どういうこと?
金曜の朝、今日は仕事後にナイトプールへ行く日だ。
尚は着替えていたら乳首に痛みを感じた。
なんだろう…
服を脱ぎ、鏡で見てみると思わず驚いてしまった。
「少し胸が膨らんでる…それに乳首も大きくなっている気がする…」
そして最近では忌々しいものとしか思っていない下のものを見てみると
以前よりも小さくなっている気がした。
「ひょっとして…身体も女の子になってきてる…?」
嬉しさがこみ上げてきて尚ははしゃいでしまった。
そして支度をして最後に毎日欠かさず飲んでいる薬を飲んでから出勤した。
仕事嫌だな…鬱になりそうだ…
そんなことを考えながら悠弥は支度をしていた。
そういえば今日はみんなでナイトプールっていってたっけ?
俺だけのけ者だもんな、まあ男だから仕方ないけど。
そして錠剤を手の上に置き、水で薬を飲みこんだ。
あれから悠弥は毎日薬を飲んでいた。
「さて、行くかな…」
悠弥はトボトボとした感じで会社に向かった。
職場に着くと、いつも通り雑用を押し付けられる。
「これやっておいて」
「はい…」
ここ数日の悠弥は素直だった。
なぜか反抗的な態度を取る気になれなかったのだ。
仕方ないよね、俺はみんなみたいに仕事できないから。
あと少しで終わるというところで尚と志穂と未来が楽しそうに
会話をしながらお昼を食べているのが視界に入った。
なんかみんな楽しそうでいいな…
特に今日の尚はやけに明るい。
佐々木は女になって楽しそうだな…
はじけるような笑顔を見てどことなく羨ましく思え、それでいて眩しかった。
「ちょっと、仕事終わったの?」
いつの間にか七瀬が隣に立っていた。
「ご、ごめんなさい…まだです…」
「さっさと終わらせてよね」
「は、はい…」
七瀬はこの悠弥の反応に違和感があった。
「やけに素直じゃない」
「そうですか…?俺、こんなことくらいしか仕事できないから…」
「そうね」と言い、七瀬は首を傾げながら歩いて行った。
そして夕方になり、みんながナイトプールへ行く支度をしていた。
悠弥はほかの仕事が終わらないので、一人残って仕事を続ける。
仮に終わっていても誘われることなどないので関係ないが、
最近はこの孤立がとても寂しかった。
「じゃあ行きましょう」
綾がそういうと「はーい」と返事をしてみんなで楽しそうに出ていく姿を
悠弥はジッと見つめていた。
尚はみんなと一緒に女子更衣室へ入っていた。
元々スカートだったので、スカートを脱がずに水着のパンツを履き、さらに水着のスカートを履いてから洋服のスカートを脱いだ。
これならまったく怪しまれない。
問題は上半身だ。
昨日までの悠弥だったらコソコソと見えないように着替えていただろう。
だが今は違う。
まだおっぱいと呼べるほど大きくはないが、膨らみは確かにある。
胸の小さな女性ならこれくらいの人もいる。
綾をはじめ、みんな裸になって胸をさらけ出しながら着替えているので
悠弥も上半身を裸になった。
あまりにも尚が隣で堂々と着替えていたので麻美が少し不安になりながら
自分の身体で死角を作ろうとしたら思わず「えっ」と声を上げてしまった。
「尚ちゃん…その胸…」
「朝起きたら膨らんでたんです」
嬉しそうに言っているが、それを聞いたみんなが驚いていた。
綾は慌てて尚のところへ駆け寄り、胸を凝視した。
確かに膨らんでる…まだまだ小さいけどこれは男の胸じゃない…
それに乳首の大きさも…
「ねえ尚ちゃん、女性ホルモンとか飲んでる?」
「飲んでないですよ。
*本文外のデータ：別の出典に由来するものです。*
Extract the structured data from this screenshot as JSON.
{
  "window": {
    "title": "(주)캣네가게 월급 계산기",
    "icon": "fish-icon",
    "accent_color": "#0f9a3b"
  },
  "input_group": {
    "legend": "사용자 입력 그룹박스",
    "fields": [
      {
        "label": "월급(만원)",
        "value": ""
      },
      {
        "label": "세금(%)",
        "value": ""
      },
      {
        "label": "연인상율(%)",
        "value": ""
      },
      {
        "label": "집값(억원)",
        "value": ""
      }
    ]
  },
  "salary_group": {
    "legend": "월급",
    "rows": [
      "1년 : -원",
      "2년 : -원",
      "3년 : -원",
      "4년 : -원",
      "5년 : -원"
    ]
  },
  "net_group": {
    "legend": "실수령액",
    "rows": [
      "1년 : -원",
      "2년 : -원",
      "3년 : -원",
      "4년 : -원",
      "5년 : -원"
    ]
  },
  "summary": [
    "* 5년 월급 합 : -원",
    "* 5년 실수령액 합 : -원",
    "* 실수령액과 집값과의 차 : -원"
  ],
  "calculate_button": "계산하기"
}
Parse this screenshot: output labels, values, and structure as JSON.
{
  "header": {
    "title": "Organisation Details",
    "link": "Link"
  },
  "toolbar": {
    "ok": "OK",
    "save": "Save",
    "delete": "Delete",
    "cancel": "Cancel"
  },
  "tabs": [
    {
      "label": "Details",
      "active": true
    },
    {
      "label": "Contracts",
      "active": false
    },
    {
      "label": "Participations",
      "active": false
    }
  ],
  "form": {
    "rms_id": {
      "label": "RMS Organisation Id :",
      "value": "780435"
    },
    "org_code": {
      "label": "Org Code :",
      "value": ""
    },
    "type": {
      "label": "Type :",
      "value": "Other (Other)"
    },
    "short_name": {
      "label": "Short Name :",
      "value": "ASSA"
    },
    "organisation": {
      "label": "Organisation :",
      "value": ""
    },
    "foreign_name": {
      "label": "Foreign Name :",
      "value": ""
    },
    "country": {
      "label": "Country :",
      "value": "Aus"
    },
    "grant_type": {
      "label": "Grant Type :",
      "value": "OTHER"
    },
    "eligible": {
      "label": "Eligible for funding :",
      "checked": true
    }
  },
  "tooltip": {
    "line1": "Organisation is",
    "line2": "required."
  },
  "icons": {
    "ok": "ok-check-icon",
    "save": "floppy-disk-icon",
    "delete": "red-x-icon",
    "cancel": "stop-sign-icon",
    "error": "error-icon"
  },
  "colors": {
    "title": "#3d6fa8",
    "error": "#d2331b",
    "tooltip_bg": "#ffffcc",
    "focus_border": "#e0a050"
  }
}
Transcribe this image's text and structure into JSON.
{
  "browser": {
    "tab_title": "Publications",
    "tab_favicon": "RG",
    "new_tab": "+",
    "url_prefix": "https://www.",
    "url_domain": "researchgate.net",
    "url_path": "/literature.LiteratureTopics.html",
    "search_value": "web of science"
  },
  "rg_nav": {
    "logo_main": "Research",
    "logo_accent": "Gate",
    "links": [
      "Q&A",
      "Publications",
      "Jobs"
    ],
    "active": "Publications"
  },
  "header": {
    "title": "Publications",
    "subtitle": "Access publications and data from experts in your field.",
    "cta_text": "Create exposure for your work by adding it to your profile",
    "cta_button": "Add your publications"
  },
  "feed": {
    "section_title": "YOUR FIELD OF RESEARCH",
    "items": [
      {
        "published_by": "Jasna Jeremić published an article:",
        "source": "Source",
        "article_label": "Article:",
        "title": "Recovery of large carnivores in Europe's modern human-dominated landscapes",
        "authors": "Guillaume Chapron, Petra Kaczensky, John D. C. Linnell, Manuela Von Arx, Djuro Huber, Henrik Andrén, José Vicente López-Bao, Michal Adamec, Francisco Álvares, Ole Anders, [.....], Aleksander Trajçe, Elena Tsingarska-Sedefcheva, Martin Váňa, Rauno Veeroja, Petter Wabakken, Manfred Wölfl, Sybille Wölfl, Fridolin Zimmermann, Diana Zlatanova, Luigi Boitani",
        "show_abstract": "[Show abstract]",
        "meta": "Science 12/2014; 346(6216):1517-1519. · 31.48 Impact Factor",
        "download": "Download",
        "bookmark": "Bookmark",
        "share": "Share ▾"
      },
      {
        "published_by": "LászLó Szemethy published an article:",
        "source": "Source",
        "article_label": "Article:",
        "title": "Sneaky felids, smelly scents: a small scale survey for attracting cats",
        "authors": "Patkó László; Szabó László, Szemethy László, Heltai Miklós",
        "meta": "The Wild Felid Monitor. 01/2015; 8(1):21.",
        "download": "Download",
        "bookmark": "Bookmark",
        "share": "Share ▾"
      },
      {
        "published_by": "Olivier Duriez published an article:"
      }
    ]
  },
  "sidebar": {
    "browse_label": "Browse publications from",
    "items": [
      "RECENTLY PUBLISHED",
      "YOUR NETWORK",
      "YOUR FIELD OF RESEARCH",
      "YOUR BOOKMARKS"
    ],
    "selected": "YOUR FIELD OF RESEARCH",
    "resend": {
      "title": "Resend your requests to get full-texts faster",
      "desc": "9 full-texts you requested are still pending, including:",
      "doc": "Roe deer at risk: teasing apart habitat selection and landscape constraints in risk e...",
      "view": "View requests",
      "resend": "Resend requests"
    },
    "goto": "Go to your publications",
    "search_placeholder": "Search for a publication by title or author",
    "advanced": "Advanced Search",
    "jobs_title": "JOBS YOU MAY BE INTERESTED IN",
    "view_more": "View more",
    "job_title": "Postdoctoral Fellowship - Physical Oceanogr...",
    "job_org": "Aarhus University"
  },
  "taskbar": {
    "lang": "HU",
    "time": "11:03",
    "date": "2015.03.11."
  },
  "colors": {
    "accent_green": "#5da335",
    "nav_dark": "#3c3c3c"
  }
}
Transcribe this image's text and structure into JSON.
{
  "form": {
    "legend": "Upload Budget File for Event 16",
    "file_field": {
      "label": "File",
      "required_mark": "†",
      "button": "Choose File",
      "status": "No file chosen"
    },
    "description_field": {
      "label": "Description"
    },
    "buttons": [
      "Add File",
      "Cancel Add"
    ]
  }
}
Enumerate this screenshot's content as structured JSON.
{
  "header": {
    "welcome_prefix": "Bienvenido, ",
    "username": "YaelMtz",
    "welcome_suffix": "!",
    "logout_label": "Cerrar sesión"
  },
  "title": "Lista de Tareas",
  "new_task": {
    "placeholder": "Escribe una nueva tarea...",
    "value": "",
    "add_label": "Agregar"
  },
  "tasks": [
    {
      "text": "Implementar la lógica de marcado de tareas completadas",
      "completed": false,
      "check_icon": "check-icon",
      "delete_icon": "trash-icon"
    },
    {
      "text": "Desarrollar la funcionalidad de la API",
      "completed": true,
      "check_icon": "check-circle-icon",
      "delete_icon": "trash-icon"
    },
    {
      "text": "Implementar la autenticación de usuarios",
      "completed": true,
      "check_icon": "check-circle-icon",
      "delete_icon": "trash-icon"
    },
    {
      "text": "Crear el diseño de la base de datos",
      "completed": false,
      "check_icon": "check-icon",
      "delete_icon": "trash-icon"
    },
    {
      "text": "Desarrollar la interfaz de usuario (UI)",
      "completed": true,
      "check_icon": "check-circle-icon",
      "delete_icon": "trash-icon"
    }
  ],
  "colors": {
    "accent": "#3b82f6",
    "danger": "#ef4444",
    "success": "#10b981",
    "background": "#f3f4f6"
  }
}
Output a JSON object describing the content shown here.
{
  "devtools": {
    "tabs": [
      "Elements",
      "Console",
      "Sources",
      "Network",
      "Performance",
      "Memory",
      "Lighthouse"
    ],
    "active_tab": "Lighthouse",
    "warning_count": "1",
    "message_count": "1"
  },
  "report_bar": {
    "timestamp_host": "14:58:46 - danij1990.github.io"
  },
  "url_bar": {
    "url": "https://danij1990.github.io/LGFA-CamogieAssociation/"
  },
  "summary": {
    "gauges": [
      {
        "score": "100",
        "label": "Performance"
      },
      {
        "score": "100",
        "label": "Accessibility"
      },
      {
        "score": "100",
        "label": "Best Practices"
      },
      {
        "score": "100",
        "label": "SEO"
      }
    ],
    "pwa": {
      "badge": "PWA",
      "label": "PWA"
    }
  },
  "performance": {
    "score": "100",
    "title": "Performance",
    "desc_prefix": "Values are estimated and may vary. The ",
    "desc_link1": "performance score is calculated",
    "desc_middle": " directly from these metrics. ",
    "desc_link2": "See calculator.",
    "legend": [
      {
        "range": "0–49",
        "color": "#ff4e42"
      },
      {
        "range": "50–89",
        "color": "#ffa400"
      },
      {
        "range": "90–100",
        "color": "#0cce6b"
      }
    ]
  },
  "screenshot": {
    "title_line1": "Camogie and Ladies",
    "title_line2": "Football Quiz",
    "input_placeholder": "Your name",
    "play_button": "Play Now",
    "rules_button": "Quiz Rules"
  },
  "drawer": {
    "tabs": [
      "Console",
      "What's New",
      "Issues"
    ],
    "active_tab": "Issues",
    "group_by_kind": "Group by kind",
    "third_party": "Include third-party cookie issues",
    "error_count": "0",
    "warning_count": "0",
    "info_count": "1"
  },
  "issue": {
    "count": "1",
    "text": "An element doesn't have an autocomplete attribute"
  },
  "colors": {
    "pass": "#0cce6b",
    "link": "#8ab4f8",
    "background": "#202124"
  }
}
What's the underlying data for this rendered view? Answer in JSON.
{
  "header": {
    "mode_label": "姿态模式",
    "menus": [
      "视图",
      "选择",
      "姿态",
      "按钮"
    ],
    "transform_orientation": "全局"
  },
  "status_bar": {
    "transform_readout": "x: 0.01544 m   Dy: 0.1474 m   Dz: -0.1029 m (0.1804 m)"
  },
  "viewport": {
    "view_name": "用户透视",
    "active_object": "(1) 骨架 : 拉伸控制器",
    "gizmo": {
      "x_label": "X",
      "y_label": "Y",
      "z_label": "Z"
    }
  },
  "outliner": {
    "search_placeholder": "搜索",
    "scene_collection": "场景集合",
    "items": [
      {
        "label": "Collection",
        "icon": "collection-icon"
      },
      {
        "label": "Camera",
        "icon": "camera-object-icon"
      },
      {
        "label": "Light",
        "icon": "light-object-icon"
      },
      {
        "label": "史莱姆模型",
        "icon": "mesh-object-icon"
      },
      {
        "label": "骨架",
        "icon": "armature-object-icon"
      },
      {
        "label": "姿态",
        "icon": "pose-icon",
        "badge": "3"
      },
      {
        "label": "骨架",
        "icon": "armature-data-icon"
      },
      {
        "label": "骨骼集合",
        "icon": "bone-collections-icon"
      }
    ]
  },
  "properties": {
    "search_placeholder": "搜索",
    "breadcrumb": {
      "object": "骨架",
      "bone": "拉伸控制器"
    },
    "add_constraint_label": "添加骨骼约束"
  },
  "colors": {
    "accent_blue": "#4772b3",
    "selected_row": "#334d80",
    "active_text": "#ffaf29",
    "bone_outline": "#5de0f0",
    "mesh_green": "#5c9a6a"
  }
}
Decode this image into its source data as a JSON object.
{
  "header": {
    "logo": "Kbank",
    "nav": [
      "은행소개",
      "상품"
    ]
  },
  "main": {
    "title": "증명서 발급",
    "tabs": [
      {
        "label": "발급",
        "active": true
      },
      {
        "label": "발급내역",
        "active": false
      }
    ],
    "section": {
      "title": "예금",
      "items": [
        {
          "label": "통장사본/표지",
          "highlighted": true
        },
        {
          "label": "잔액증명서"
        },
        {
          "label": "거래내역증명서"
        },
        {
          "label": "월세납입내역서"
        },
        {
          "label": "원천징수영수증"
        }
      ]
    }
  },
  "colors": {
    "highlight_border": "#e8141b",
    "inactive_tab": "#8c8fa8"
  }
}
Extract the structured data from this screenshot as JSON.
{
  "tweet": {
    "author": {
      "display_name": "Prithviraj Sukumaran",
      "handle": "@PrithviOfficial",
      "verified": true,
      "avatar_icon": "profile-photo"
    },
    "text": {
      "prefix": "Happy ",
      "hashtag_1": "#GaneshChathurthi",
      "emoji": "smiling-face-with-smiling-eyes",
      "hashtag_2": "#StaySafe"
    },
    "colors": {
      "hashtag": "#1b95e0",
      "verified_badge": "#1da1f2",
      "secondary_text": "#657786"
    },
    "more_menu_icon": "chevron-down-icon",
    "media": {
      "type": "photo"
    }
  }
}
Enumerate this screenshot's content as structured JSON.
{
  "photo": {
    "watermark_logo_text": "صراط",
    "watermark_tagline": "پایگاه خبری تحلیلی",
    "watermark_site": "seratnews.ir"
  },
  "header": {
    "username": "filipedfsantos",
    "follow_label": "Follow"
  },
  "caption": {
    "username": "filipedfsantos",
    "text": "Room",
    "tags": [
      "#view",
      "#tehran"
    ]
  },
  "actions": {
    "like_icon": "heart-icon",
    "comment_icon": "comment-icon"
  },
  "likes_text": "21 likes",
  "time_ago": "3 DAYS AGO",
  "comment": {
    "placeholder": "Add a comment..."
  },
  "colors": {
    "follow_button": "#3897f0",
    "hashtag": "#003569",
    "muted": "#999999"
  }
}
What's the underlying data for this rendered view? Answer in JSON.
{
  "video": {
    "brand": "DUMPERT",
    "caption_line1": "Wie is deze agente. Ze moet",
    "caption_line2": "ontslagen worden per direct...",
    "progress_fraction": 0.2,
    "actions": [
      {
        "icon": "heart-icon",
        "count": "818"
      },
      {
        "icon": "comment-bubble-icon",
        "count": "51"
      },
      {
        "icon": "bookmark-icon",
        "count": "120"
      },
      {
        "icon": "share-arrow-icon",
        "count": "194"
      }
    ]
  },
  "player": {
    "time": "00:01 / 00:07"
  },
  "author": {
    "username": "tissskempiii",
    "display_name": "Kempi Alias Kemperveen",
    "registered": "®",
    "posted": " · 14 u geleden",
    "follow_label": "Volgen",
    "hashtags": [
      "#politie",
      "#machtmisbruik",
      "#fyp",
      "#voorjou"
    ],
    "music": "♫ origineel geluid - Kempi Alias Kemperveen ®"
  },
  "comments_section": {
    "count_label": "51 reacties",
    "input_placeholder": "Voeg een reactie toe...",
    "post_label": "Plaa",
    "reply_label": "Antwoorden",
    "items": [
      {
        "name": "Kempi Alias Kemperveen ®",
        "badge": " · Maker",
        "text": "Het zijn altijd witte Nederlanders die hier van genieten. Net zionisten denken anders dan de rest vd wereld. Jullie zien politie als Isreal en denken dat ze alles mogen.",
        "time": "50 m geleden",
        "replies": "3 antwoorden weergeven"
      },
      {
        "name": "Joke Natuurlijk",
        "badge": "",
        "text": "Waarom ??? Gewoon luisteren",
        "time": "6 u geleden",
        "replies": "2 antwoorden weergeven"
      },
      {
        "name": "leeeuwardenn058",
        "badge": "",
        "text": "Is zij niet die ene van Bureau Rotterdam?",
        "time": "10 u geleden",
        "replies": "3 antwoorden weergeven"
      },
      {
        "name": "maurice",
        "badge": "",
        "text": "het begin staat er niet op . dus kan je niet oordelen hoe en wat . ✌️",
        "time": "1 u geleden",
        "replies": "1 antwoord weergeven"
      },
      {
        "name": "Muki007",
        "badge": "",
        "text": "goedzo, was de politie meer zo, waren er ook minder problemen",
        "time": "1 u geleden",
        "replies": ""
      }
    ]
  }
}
飲んでるのは最初に綾さんにもらった薬だけです」
そして上を着ると、「志穂、未来、行こう」と言ってプールへ向かっていった。
2人も少し戸惑いながら「う、うん…」と返事をして後を追っていった。
七瀬が綾に聞く。
「綾さん…どういうことですか?」
「知らないよ…だって聞いていた話と違うことが起きてるんだもん…」
明らかに綾はパニックになっていた。
それは七瀬も朱里も同じだった。
麻美も同じだったが、なんとか冷静さを保つことができた。
「とりあえず…プールに行きましょう。じゃないと怪しまれますよ…」
「そう…ね、ひとまずこのことは忘れて今は予定通り楽しみましょう」
なんとか気を取り直し、4人もプールへ行き、3人と合流した。
みんなはしゃいでいたが、綾はやはり心から楽しむことはできなかった。
観察するように尚を見てみると、体つきも女っぽく見えることに気づいた。